Tuesday, January 26, 2010

Poverty, Healthcare, & Agriculture

To somewhat flesh-out some of what I was saying yesterday about how the poverty level is determined, today I am sharing some great reads.

My friend from the AccionUSA days, Tina Valverde, pointed me to a great article asking, "Why are libertarian rightists defending a dysfunctional, state-engineered food system?"

While I'm not at all interested in Libertarian politics (I'm vehemently opposed often), it's a great article chock-full of excellent links to articles offering a history of food subsidies and pointing out the unintended harms of maintaining this corporate welfare.

An oldy, but goody, from the CATO Institute presents a case against Archer Daniels Midland (ack! two links to libertarian-aligned articles! what strange bedfellows).

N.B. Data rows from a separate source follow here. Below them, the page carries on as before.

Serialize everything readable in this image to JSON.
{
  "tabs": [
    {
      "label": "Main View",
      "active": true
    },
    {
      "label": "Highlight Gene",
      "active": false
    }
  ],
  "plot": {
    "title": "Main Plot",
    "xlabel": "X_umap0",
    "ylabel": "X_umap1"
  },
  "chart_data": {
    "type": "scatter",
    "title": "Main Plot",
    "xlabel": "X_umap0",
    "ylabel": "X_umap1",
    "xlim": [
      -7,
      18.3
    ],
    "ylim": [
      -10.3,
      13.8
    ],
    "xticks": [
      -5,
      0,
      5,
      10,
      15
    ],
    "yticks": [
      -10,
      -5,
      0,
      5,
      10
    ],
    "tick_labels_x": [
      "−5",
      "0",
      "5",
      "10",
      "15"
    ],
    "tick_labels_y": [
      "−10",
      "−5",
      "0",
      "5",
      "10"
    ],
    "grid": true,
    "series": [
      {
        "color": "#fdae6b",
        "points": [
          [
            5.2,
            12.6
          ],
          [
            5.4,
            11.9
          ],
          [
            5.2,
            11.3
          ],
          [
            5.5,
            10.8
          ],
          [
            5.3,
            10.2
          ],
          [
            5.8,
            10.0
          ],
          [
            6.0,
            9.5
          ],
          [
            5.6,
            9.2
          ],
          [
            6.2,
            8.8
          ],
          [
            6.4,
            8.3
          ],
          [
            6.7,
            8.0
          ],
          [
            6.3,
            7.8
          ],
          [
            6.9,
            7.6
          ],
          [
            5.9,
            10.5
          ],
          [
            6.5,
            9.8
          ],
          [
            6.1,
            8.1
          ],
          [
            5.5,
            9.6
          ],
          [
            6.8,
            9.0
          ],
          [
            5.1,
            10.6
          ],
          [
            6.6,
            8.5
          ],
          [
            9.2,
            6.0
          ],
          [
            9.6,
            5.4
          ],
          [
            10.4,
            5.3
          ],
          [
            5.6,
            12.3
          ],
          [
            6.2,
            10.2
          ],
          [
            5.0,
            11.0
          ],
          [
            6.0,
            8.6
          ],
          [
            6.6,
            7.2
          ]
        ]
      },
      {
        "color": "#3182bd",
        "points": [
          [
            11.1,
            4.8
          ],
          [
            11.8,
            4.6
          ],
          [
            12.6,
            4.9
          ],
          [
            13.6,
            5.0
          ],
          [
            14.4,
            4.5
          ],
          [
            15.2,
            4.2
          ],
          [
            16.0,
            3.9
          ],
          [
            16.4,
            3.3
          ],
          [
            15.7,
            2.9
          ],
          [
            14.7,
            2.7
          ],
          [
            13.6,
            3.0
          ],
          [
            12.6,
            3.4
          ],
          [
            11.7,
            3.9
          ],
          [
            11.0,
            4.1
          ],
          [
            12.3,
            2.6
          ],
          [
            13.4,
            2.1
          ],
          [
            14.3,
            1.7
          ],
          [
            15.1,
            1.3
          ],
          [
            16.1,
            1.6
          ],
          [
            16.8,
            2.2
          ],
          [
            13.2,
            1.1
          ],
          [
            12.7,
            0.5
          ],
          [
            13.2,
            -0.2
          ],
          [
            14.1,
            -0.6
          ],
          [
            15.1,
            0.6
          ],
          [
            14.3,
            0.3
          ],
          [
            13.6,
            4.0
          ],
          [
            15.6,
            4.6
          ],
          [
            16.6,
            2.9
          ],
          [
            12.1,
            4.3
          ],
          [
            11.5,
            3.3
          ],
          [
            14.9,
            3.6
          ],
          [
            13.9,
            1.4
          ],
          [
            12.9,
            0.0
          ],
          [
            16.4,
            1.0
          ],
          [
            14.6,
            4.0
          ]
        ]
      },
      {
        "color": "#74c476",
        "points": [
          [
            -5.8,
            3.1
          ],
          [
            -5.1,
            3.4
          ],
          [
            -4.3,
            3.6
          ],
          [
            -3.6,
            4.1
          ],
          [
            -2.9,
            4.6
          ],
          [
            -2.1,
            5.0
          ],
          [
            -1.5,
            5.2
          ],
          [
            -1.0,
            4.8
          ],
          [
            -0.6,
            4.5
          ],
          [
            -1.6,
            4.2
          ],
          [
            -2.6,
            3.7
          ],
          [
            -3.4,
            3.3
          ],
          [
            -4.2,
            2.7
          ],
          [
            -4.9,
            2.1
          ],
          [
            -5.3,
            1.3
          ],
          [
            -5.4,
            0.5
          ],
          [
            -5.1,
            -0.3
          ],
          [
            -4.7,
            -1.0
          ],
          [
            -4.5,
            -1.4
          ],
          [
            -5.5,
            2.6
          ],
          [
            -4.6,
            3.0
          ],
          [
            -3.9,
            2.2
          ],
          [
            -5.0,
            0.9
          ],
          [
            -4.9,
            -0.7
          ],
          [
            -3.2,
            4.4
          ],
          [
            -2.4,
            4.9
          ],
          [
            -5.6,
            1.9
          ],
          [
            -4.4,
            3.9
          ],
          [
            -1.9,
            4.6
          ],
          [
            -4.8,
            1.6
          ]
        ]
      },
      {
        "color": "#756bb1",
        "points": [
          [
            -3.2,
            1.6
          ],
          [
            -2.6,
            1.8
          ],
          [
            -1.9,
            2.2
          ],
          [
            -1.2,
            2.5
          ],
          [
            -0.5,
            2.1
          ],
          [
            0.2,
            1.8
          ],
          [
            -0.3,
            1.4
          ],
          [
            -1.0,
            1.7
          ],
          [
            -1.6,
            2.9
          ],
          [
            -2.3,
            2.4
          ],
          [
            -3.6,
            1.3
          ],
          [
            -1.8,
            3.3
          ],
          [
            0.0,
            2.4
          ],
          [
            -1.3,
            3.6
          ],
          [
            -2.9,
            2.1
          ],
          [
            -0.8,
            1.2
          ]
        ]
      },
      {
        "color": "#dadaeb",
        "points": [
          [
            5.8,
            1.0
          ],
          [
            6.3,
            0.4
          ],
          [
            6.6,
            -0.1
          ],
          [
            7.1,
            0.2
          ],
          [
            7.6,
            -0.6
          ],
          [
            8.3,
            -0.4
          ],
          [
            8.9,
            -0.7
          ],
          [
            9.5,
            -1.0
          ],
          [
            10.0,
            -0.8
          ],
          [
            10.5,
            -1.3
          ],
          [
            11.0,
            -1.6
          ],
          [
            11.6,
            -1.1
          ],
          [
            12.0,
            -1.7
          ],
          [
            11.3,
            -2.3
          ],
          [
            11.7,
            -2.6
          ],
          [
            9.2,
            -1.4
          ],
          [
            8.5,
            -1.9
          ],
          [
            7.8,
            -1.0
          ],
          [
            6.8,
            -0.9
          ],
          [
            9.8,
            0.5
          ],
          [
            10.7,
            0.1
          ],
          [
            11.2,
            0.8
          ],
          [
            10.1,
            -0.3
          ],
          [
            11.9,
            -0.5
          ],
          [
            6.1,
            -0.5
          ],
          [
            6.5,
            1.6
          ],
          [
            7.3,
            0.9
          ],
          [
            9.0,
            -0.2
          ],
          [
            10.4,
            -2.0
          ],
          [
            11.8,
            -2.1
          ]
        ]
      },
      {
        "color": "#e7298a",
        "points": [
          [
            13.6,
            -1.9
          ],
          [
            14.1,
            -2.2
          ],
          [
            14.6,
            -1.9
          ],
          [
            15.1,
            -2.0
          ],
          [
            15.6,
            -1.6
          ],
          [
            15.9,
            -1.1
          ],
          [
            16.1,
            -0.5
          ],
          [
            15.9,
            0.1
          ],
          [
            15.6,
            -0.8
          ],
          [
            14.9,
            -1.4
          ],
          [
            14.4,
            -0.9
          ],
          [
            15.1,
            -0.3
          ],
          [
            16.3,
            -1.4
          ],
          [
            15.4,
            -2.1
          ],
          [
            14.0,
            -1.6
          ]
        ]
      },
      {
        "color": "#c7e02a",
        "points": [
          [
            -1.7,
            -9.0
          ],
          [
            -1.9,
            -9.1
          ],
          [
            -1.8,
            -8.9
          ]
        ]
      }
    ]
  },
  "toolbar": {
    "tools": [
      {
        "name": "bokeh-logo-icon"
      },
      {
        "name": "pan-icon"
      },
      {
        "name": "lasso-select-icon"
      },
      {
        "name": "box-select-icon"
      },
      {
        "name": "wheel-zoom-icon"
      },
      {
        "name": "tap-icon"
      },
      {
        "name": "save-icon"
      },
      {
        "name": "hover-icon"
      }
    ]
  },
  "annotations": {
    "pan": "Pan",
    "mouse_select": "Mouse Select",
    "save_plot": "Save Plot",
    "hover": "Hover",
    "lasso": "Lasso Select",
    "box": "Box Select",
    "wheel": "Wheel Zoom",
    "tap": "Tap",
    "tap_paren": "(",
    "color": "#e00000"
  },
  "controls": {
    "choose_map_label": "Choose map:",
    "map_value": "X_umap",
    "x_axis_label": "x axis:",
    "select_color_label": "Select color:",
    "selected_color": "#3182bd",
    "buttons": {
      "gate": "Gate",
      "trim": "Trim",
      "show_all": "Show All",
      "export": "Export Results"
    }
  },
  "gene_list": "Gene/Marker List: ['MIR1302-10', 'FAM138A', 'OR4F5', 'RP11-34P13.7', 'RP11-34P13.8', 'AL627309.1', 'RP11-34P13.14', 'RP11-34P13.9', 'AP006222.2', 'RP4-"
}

Then there is this great article form the New Yorker from last year that discusses the intersections of health care policy and agricultural policy.

And to be fair, here's a public relations piece "a farmer in Missouri who will spend the next 6 weeks on a combine." But the piece reeks of lobbyist-talking points and slicker than subsidized-corn oil.

2 comments:

  1. Nothing Libertarian about food subsidies. And why wouldn't Libertarians be against corporate welfare?

    No one ever seems to mention that in Atlas Shrugged the villains are the corporations- the welfare corporations that run our government and the special economic interests that leverage the potential violence that is the state against the people for their own gain.